We are the most technologically advanced and sophisticated people in human history. Yet, technological advances have not yet rescued us from social problems. We still suffer from isolation and estrangement; we long for home.
This human urge for home is not unique to our time. As the first disciples wrestled with the implications of following Jesus, some were misunderstood, suspected, and even ostracized by those unsympathetic to the Christian movement. They needed a physical place, "house," that was also a nurturing space, “home.”

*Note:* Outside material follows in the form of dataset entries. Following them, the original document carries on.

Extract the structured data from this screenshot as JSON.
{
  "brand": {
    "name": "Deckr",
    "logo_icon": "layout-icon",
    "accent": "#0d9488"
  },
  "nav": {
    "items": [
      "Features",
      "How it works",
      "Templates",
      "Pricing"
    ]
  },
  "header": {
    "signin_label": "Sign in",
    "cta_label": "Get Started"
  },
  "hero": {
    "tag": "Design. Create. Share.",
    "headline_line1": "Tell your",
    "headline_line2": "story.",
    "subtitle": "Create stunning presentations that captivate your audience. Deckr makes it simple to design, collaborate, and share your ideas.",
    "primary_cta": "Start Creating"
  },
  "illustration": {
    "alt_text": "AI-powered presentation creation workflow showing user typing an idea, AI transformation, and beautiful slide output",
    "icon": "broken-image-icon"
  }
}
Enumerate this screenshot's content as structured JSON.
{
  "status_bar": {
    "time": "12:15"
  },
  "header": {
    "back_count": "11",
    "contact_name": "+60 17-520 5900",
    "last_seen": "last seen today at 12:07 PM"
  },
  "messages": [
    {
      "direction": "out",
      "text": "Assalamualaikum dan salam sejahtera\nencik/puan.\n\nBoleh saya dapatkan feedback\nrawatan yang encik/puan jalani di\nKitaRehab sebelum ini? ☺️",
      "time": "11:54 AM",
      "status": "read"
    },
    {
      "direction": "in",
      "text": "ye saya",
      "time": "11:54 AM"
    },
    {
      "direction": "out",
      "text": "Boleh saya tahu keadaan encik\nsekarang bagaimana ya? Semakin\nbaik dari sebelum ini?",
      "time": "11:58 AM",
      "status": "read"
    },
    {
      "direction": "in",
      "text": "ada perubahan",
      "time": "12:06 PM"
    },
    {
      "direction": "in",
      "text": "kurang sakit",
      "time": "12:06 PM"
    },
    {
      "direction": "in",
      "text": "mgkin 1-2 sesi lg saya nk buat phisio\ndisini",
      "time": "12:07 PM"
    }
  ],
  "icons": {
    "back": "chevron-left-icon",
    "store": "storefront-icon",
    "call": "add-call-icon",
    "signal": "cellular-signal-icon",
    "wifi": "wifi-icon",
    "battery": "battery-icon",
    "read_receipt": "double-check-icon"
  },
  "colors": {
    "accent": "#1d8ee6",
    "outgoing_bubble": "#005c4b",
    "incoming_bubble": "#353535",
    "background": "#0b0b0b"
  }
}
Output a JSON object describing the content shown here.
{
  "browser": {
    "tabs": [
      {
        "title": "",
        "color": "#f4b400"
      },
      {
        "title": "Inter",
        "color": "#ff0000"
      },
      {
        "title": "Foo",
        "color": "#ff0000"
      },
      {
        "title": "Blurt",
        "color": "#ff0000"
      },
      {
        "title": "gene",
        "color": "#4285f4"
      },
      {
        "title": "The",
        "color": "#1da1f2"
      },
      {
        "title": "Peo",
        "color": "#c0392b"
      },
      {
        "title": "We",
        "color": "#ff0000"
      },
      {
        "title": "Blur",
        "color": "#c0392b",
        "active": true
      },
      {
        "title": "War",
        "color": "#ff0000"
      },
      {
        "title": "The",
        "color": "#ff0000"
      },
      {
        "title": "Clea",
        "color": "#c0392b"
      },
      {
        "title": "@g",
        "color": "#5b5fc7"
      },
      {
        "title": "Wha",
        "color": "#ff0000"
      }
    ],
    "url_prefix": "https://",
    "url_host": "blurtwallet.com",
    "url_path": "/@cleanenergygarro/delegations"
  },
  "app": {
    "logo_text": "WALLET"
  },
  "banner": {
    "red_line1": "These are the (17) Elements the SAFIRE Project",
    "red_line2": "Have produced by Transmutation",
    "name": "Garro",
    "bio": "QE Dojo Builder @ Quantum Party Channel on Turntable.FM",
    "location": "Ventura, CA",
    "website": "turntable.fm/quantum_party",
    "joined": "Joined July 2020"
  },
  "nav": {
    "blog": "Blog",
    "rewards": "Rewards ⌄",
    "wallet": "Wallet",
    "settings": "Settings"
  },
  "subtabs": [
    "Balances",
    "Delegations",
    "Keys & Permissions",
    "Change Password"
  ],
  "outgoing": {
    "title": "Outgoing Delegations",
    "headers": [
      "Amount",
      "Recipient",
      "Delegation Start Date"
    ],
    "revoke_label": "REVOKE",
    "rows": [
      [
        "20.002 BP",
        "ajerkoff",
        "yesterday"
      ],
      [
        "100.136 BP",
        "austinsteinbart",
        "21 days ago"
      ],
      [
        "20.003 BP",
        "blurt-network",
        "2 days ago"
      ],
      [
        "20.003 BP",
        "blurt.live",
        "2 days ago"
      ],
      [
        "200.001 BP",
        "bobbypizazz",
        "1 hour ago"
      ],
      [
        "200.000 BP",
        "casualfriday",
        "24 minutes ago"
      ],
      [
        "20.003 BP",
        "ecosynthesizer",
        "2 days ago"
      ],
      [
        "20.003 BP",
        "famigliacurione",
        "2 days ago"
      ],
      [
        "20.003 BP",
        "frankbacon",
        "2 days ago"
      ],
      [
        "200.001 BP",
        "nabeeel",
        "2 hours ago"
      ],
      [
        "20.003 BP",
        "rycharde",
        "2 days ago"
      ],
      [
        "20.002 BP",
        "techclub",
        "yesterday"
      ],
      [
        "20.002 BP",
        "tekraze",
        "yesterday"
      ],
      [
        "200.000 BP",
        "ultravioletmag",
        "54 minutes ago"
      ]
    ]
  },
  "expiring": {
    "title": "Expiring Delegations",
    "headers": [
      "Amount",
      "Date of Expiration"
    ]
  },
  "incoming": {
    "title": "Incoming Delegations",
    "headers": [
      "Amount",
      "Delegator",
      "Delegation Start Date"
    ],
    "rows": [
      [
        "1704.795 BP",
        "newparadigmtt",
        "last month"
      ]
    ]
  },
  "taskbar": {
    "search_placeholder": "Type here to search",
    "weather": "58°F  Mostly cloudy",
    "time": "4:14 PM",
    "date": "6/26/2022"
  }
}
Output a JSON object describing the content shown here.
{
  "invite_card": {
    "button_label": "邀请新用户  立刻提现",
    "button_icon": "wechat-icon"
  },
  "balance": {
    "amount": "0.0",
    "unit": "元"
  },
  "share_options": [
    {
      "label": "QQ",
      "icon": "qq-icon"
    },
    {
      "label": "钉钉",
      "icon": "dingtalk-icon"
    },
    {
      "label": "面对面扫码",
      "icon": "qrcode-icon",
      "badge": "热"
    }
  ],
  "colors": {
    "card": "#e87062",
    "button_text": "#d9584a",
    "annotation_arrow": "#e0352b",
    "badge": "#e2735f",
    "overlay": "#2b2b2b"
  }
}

In The Quest for Home, Michael F. Trainor unfolds how one Christian community addressed the desire for home. He offers a way of reading Mark's Gospel from the perspective of house and household. This perspective provides both the architecture and theological context for a fresh reading of the Gospel. The wisdom gleaned from Mark's Gospel community encourages us in our struggle to develop authentic Christian communities today.
The introductory chapter discusses the contemporary experience for the human need and search for real community. This moves into a brief overview of the way the New Testament seeks to respond to this search. The New Testament writings are filled with references to house and household. How relevant this is for Mark's Gospel becomes the focus of the rest of the book. Archeology and Greco- Roman literature contemporaneous to the writing of Mark's Gospel are explored to provide a cultural and social sensitivity for reading the Gospel. The cultural insights and perspective gleaned from the preceding are applied in a fresh reading of Mark's Gospel. Finally, the book draws together the main threads of Mark's presentation and presents them to Christians today who are seeking to develop community at the local level.
The book begins with an introductory chapter, "The Quest for Home." Chapters in Part One: The "House" in the Ancient World are "Mark's Social and Architectural Setting," "The 'House' from Mark's Greek Heritage," "The 'House' in Mark's Roman World," and "A Summary of Mark's Greco-Roman 'House.'" Chapters in Part Two: Reading Mark's Gospel are "An Overview," "The Homeless Wilderness," "The Gathering of the New Household," "Strengthening the Household," "The Missionary Household," "The Suffering Household," "The Household in the Temple," and "Homelessness." The final chapter in Part Three: Summary is "The Household in a Gospel Community."
Fr. Michael F. Trainor is a professor of New Testament at the Adelaide College of Divinity at Flinders University, South Australia. He is president of the Catholic Adult Faith Educator Association of Australia and has published several New Testament and religious education titles.